Marathon AppCop
- Marathon applications law enforcement.
In large Mesos deployments there could be thousands of applications running and deploying every day. Sometimes they happen to be broken, forgotten and unmaintained which could exert pressure on cluster in numerous ways.
To address that AppCop clears Marathon from broken application deployments.
AppCop
takes information provided by the Marathon event-stream
related to applications failures and scales them down.
Based on Marathon events (TASK_KILL, TASK_FAIL, TASK_FINISHED), AppCop is building score registry for each application event emited. Each score is incremented by each app event, so if events related to failures are comming it is constantly raising.
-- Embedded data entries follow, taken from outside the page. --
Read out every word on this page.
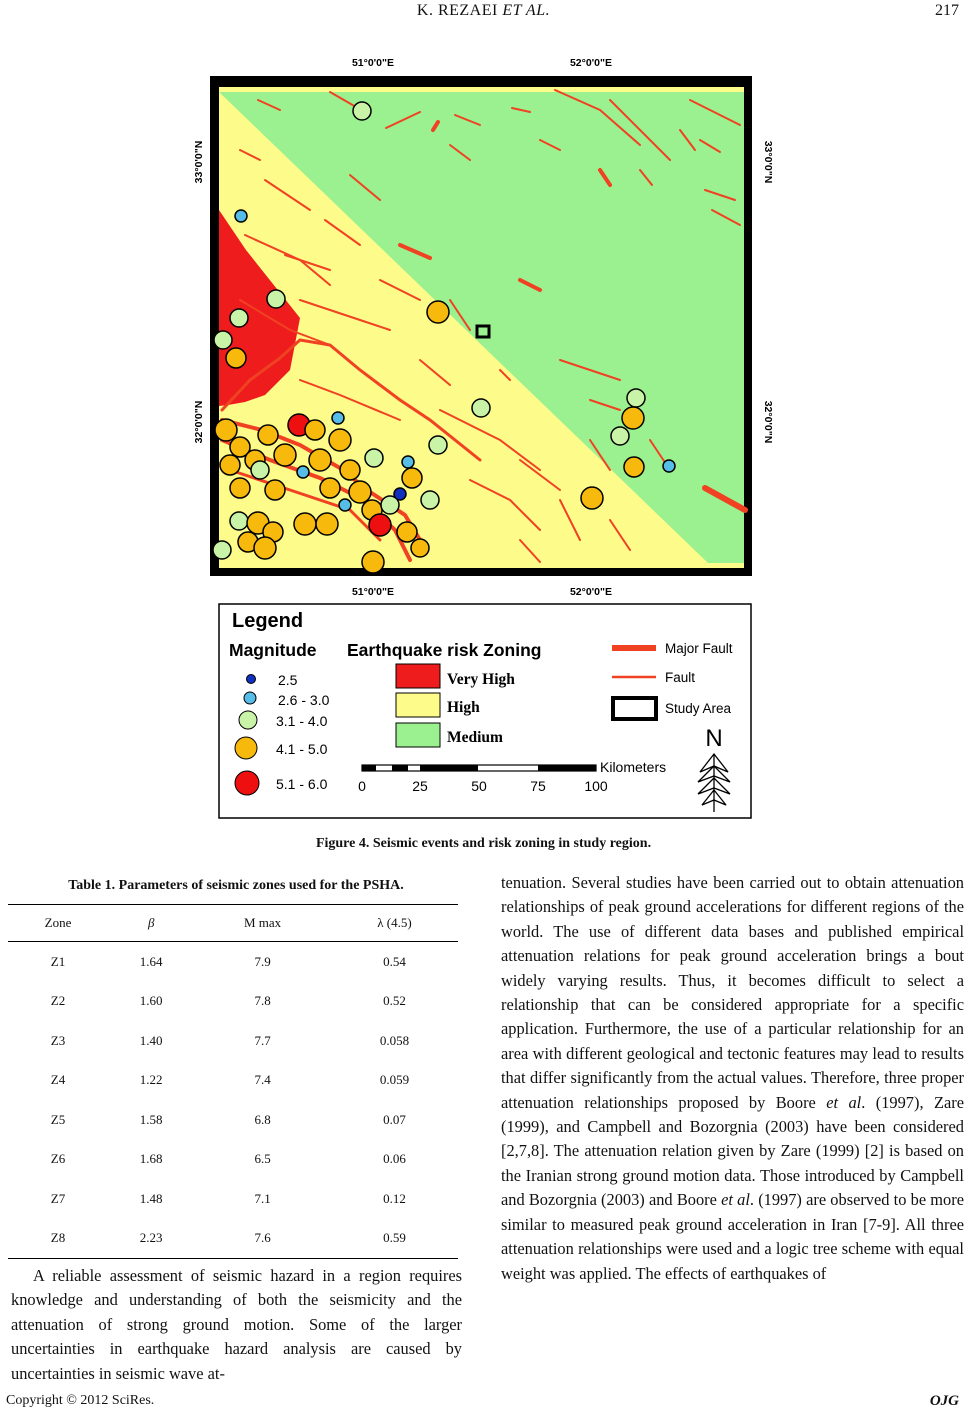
K. REZAEI ET AL.	217
51°0'0"E	52°0'0"E
51°0'0"E	52°0'0"E
33°0'0"N
32°0'0"N
33°0'0"N
32°0'0"N
Legend
Magnitude Earthquake risk Zoning
2.5
2.6 - 3.0
3.1 - 4.0
4.1 - 5.0
5.1 - 6.0
Very High
High
Medium
Major Fault
Fault
Study Area
Kilometers
0	25	50	75	100
N
Figure 4. Seismic events and risk zoning in study region.
Table 1. Parameters of seismic zones used for the PSHA.
Zone	β	M max	λ (4.5)
Z1	1.64	7.9	0.54
Z2	1.60	7.8	0.52
Z3	1.40	7.7	0.058
Z4	1.22	7.4	0.059
Z5	1.58	6.8	0.07
Z6	1.68	6.5	0.06
Z7	1.48	7.1	0.12
Z8	2.23	7.6	0.59
A reliable assessment of seismic hazard in a region requires knowledge and understanding of both the seismicity and the attenuation of strong ground motion. Some of the larger uncertainties in earthquake hazard analysis are caused by uncertainties in seismic wave at-
tenuation. Several studies have been carried out to obtain attenuation relationships of peak ground accelerations for different regions of the world. The use of different data bases and published empirical attenuation relations for peak ground acceleration brings a bout widely varying results. Thus, it becomes difficult to select a relationship that can be considered appropriate for a specific application. Furthermore, the use of a particular relationship for an area with different geological and tectonic features may lead to results that differ significantly from the actual values. Therefore, three proper attenuation relationships proposed by Boore et al. (1997), Zare (1999), and Campbell and Bozorgnia (2003) have been considered [2,7,8]. The attenuation relation given by Zare (1999) [2] is based on the Iranian strong ground motion data. Those introduced by Campbell and Bozorgnia (2003) and Boore et al. (1997) are observed to be more similar to measured peak ground acceleration in Iran [7-9]. All three attenuation relationships were used and a logic tree scheme with equal weight was applied. The effects of earthquakes of
Copyright © 2012 SciRes.	OJG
When application passes treshold, then AppCop scales application one instance down forcefully and put appcop label in app definition. After that, score for this application is reset. When there is only one instance, then and score is pass theshold then application is suspended. Scores are periodically reset.
AppCop is periodically fetching applications and groups from Marathon. When application is suspended or group is empty for long (configurable) time then it is deleted.
AppCop
provides set of standard system metrics as well as application based metrics.
System Metrics
- AppCop
specific telemetry (e.g - queue Size, Event delays etc). Location equals, metrics-prefix
append metrics-system-sub-prefix
.
Applications Metrics
- Applications telemetry calculated based on events provided by marathon
(like: task_killed, task_finished counters). Location equals, metrics-prefix
(append) metrics-app-sub-prefix
.
Please note the existance of appid-prefix
config option, if set, removes matching string from
application id when it comes to metric publication. For example, assumming
appid-prefix = com.example.
appID = com.example.exampleapp
your applications metric will be placed under:
{prefix}.{metrics-app-sub-prefix}.exampleapp
To simply compile and run the source code:
go run main.go [options]
To run the tests:
make test
To build the binary:
make build
To build deb package:
make pack
Check dist/ dir.
AppCcop should be installed on all Marathon masters.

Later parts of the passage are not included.